Солдаты вновь переглянулись. Один из них, почему-то, связал ему руки за спиной, после чего, похлопав его по карманам в поисках оружия, проворчал:

— Эвон как по-нашему щебечет.

— Да только по привычке все словечки иноземные вставляет, — сказал старший, — Нужно срочно доставить его к графу Шереметеву. Иван, возьми его на свою кобылку.

— Вечно вся черная работа мне, — пробормотал Иван, тот, что только что связал Ларсона. Затем толкнул в спину бизнесмена и сказал, — пошли, шпион. Мы и так в пути задержались.
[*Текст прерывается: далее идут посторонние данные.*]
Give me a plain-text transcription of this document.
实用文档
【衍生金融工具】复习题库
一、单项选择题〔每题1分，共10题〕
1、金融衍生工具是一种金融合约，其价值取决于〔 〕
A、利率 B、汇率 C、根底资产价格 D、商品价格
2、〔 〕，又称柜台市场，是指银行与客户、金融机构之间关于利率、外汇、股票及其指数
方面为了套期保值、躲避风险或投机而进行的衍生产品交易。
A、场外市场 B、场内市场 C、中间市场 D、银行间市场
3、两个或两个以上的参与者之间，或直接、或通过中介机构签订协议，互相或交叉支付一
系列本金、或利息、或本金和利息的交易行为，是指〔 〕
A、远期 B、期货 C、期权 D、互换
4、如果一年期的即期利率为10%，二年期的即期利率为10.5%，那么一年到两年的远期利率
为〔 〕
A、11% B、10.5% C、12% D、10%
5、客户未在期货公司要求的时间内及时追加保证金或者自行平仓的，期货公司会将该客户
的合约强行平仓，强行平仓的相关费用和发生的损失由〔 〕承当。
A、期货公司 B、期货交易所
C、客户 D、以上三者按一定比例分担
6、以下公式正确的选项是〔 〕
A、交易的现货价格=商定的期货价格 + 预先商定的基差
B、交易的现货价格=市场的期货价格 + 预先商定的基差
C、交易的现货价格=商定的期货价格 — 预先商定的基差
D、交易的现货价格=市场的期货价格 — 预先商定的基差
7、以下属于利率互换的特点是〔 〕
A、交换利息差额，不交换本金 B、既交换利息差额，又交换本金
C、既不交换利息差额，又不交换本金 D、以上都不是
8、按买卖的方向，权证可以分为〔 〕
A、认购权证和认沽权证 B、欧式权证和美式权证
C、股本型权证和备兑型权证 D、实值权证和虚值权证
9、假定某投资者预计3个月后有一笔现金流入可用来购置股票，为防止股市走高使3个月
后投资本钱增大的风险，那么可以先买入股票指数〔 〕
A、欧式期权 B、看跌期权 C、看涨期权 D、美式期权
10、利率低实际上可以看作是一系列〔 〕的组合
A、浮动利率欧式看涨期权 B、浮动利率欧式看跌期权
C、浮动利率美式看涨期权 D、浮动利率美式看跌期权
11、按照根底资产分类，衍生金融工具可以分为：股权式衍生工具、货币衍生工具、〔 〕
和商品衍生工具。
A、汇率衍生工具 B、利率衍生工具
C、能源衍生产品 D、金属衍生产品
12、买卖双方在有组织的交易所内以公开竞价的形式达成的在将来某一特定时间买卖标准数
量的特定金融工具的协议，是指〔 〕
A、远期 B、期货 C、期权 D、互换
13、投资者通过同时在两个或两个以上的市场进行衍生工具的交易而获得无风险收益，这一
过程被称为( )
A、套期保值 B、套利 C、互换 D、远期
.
Весть, что его отвезут к «графу Шереметеву», как-то обрадовала Андреса. Он уже решил для себя, что кем бы тот не был, он явно был главным во всем этом балагане. Большая шишка. Возможно, даже режиссер. У эстонца даже мелькнула мысль, что графа, может играть сам Никита Михалков. Этот уж точно не пройдет от такой роли. Ларсон еще немного повертел головой в поисках камер и софитов, но так и не нашел.

«Скорее всего, съемки проходили в другом месте, — подумал он. — а эти просто уехали на пикник. Вот только не пойму, зачем меня связывать. Переигрывают парни, ох переигрывают. Все расскажу их режиссеру. — Затем отогнал эти мысли, и решил, — вот вернусь в Таллинн, возможно не только с женой разведусь, но и сам кинематографом займусь. Буду возить оборудование для Таллинн-фильма».

И тут эстонец заметил пять кобылок, что стояли привязанными в тени деревьев. Иван неожиданно толкнул его в спину, заставляя идти.

— А поаккуратнее нельзя? — поинтересовался пленный.

— А ну, ступай. Что мне еще — прикажешь тебя на закурках нести, — проворчал тот и вновь толкнул.

Только чудом Ларсон не упал. Чтобы больше не искушать судьбу он зашагал к лошадям. Затем уже хотел, было сам запрыгнуть на кобылу, но солдат погрозил пальцем. После чего, присел и, связав ему ноги, как куль закинул его на круп.

— Извини, но для твоей, же безопасности, — проговорил Иван и вскочил в седло впереди него.

Тем временем старший затушил костер. Проворчал что-то насчет того, что принес черт на их душу шведа. Даже перекусить не получилось. А ведь так хорошо здесь пристроились. После чего последовал за своими товарищами.

Ехали не долго. Минут десять. И только в лагере наш герой совсем упал духом.


Лагерь графа Шереметева стоял недалеко от Юала.

Теперь ни о каком кино и говорить не стоило. Андрес Ларсон понял это, когда на знакомых ему берегах — а он здесь не однократно бывал с друзьями — не обнаружил города. Ведь в советские времена Нарва так разрослась, что поглотила собой окрестные деревни. Андрес был просто уверен, что никто не стал бы уничтожать спальные кварталы города из-за обычной прихоти кинематографистов. Шум бы в прессе подняли такой, что мама не горюй. Мэра точно бы власти лишили. Дешевле было бы воссоздать для съемок старый город в другом месте. Мысль, что Андрес Ларсон переместился, вследствие аварии, в прошлое казалась ему более реальной.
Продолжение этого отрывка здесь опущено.